残響17
『それにしても、3ヵ所にしてはスキアの数が多いが、そんなに大きな場所を攻めているの?』
ホーンとキャトルを参考にすれば数が多すぎるが、ガーデンの時を思えば100でも少ないかなぐらいなので、そう問う。もっとも、エルフの国の時は首都だけでそれ以上のスキアに攻められていたようだが。
『1ヵ所はそうですね。規模から考えましたら、おそらくは首都なのでしょう。ですが、他の2ヵ所は規模としては然程大きくは在りません。しかし、善戦しているのはむしろこちらのようですね。首都の可能性が在る場所は陥落寸前です』
『なるほど。という事は、そちらの方に戦力が集中しているという事なのか、単に力在る何者かが護っているのか』
『魔法装備で身を固めた獣人の冒険者達が護っているようです。装備面では首都を護る者達よりもいい装備をしています』
『ほぅ。それはもしかしたら国とは別の組織なのかもしれないね』
現在追っている幻影が属している組織の拠点なのではないだろうかと考えたヒヅキは、そう言葉にする。もしそうなら、結構力を持った組織という事なのだろう。
(厄介ではあるが、それでもまだ敵ではないか)
いくら強くとも、未だにスキアを殲滅できていない以上、やはり敵というほどの脅威ではない。100程度のスキアであれば、ヒヅキでも単身で滅せる程度の脅威でしかないのだから。
(ま、かなり疲れるからやりたくはないが)
それでも全て倒したら動けなくなるというほどではないにしろ、疲労はかなりのものになる。フォルトゥナぐらいになれば、100など軽いものだろうが。
とにかくそういう訳で、分散したスキアですら倒しきれない程度では、脅威とは呼べない。無論、わざと全部倒していないという可能性もあるし、倒しても直ぐに増援がきているという可能性も在るが、その辺りまで考えていたらきりがないだろう。
『おそらくヒヅキ様の読み通りかと。護っているのは獣人が主ですが、他にも幾つかの種族が確認出来ますので』
『ふむ。

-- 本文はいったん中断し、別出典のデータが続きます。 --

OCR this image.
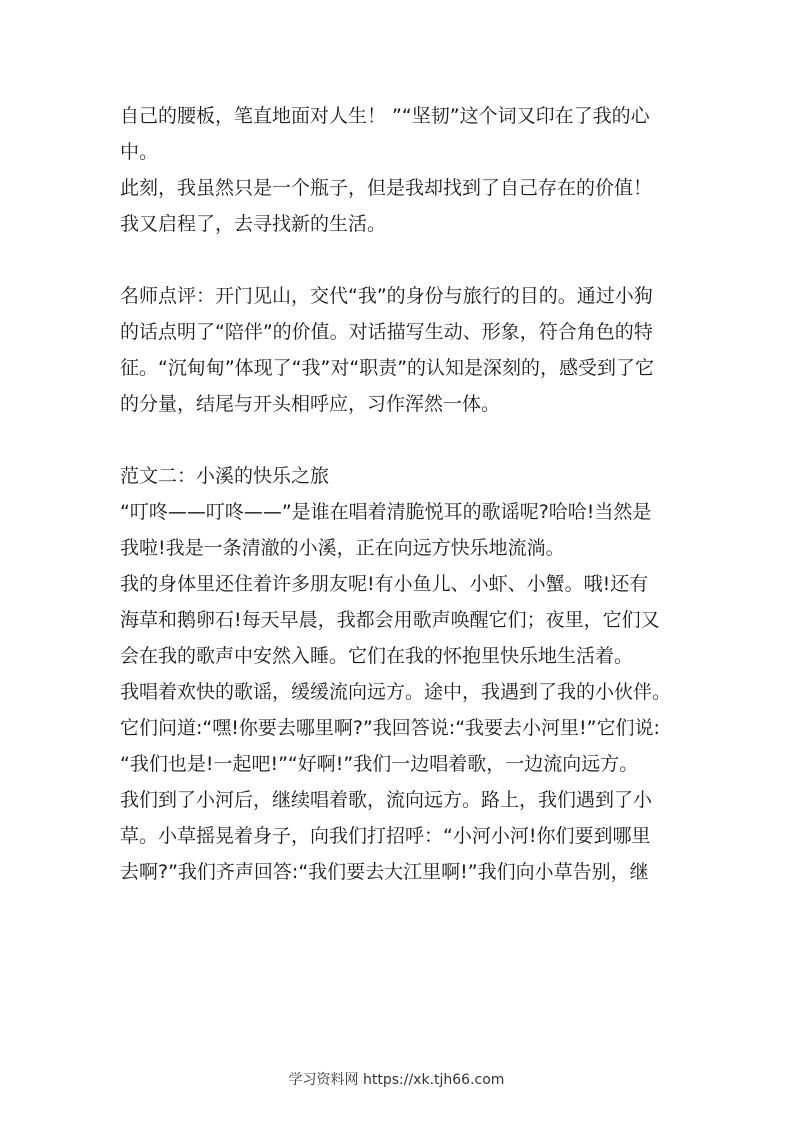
自己的腰板，笔直地面对人生！ ”“坚韧”这个词又印在了我的心
中。
此刻，我虽然只是一个瓶子，但是我却找到了自己存在的价值！
我又启程了，去寻找新的生活。
名师点评：开门见山，交代“我”的身份与旅行的目的。通过小狗
的话点明了“陪伴”的价值。对话描写生动、形象，符合角色的特
征。“沉甸甸”体现了“我”对“职责”的认知是深刻的，感受到了它
的分量，结尾与开头相呼应，习作浑然一体。
范文二：小溪的快乐之旅
“叮咚——叮咚——”是谁在唱着清脆悦耳的歌谣呢?哈哈!当然是
我啦!我是一条清澈的小溪，正在向远方快乐地流淌。
我的身体里还住着许多朋友呢!有小鱼儿、小虾、小蟹。哦!还有
海草和鹅卵石!每天早晨，我都会用歌声唤醒它们；夜里，它们又
会在我的歌声中安然入睡。它们在我的怀抱里快乐地生活着。
我唱着欢快的歌谣，缓缓流向远方。途中，我遇到了我的小伙伴。
它们问道:“嘿!你要去哪里啊?”我回答说:“我要去小河里!”它们说:
“我们也是!一起吧!”“好啊!”我们一边唱着歌，一边流向远方。
我们到了小河后，继续唱着歌，流向远方。路上，我们遇到了小
草。小草摇晃着身子，向我们打招呼：“小河小河!你们要到哪里
去啊?”我们齐声回答:“我们要去大江里啊!”我们向小草告别，继
学习资料网 https://xk.tjh66.com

なるほど』
ではそうなのだろう。そう思いながら、幻影の続く先を見る。
『それで、その善戦している拠点の場所は?』
ヒヅキはフォルトゥナから拠点のある場所を聞いた後、幻影の進む方角とは少し違うかと思うも、途中で道を変えているかもしれない。とりあえず、拠点と思われる2ヵ所を落とすぐらいの心持でいた方がいいだろう。

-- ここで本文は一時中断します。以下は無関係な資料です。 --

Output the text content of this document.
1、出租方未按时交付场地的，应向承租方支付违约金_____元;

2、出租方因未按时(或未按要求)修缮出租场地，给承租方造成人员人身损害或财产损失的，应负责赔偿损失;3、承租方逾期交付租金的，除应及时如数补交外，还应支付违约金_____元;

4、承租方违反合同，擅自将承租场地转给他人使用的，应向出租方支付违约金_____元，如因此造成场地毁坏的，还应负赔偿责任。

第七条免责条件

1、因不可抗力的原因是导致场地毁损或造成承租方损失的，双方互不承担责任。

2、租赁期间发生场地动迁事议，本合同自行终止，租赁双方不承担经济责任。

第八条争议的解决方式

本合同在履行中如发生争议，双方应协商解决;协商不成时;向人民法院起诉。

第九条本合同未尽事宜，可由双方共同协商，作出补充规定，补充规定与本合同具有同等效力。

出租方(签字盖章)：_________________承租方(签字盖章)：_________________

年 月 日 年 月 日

幻影を追いながらそう考えるも、常に周囲を警戒しているのはいつもの事なので、そこまで特別な事ではなかった。
ミャニュリュリィリエールに入って数日歩くと、急に周囲の景色が変わる。
(今までも争った跡が至るところにあったが、ここはまた別の意味でも凄いな)
ヒヅキの視線の先にはボコボコの地面が広がっているも、そこは半ば砂漠と化していた。少し手前までは草も生えていたのだが、今居る辺りから先は砂しかない。
(確かにこれであれば、食料不足にもなるだろう)
それがどこまで続いているのかは分からないが、その現状が広範囲に続いているのであれば、食糧難に喘ぐだろう。
実際そうであるからこそ、現状を脱する為に他国に手を伸ばしている訳だし。そしてそれが上手くいかずに更なる悪循環を生んでもいるのだが。

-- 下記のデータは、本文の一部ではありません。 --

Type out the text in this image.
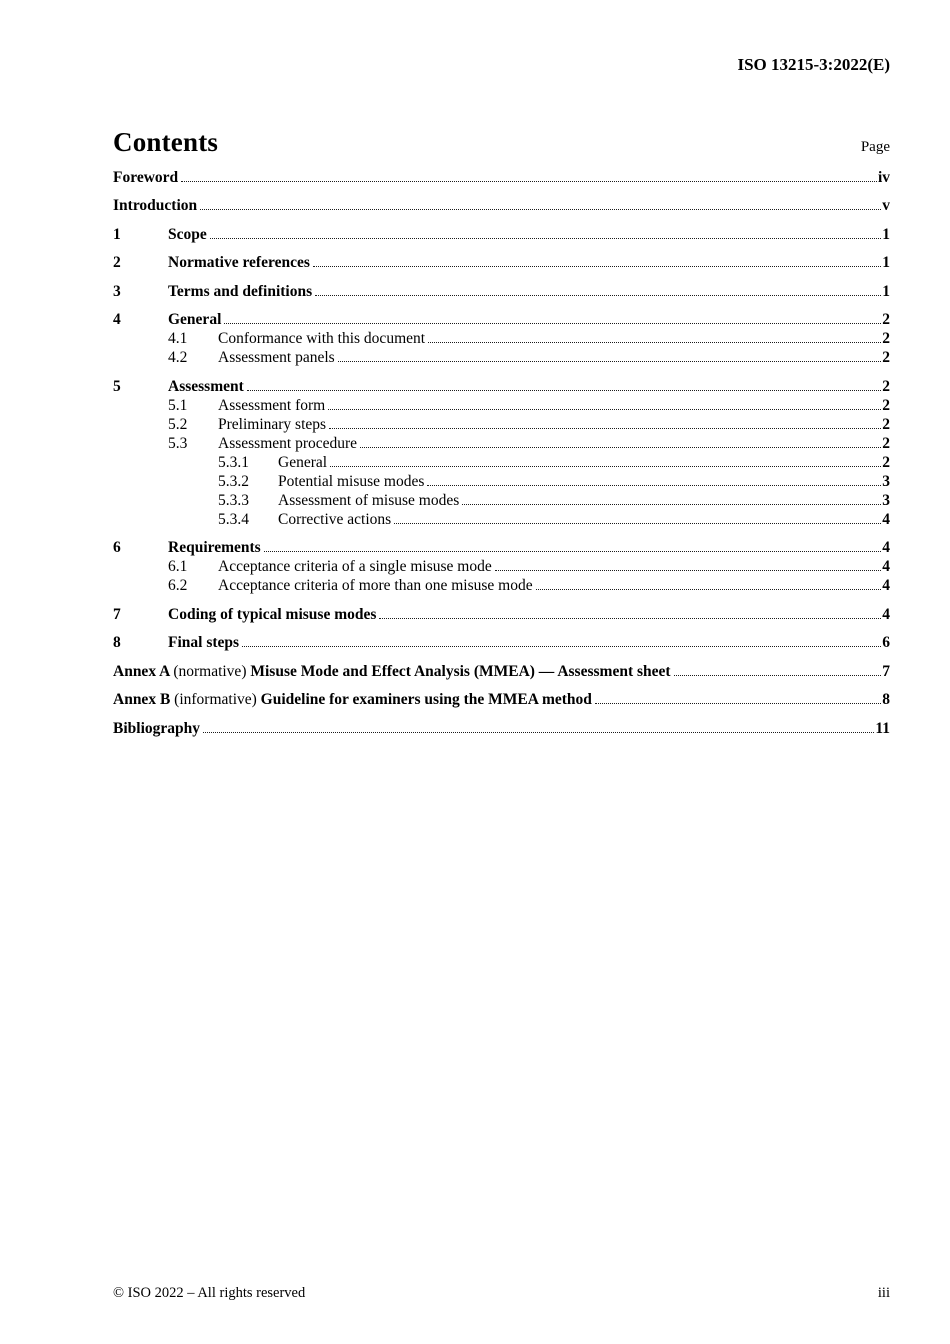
ISO 13215-3:2022(E)
Contents	Page
Foreword	iv
Introduction	v
1	Scope	1
2	Normative references	1
3	Terms and definitions	1
4	General	2
4.1	Conformance with this document	2
4.2	Assessment panels	2
5	Assessment	2
5.1	Assessment form	2
5.2	Preliminary steps	2
5.3	Assessment procedure	2
5.3.1	General	2
5.3.2	Potential misuse modes	3
5.3.3	Assessment of misuse modes	3
5.3.4	Corrective actions	4
6	Requirements	4
6.1	Acceptance criteria of a single misuse mode	4
6.2	Acceptance criteria of more than one misuse mode	4
7	Coding of typical misuse modes	4
8	Final steps	6
Annex A (normative) Misuse Mode and Effect Analysis (MMEA) — Assessment sheet	7
Annex B (informative) Guideline for examiners using the MMEA method	8
Bibliography	11
© ISO 2022 – All rights reserved	iii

その悪循環も、国の終焉と共に終わりを迎えようとしている。なので別に考える必要はないし、そもそもヒヅキには関係ない話だ。そんな感想を抱いただけで直ぐに頭を切り替える。
(こうも遮る物が少ないと、人目につかないように移動するというのは難しそうだな)
そう思っていると、幻影が少し先の岩影から出てきたきり、その先が確認出来ない事に気がつく。
それに最初、そこから先は時間外なのかとも思ったが、もしかしたらあの場所から地下道にでも続いているのかもしれない。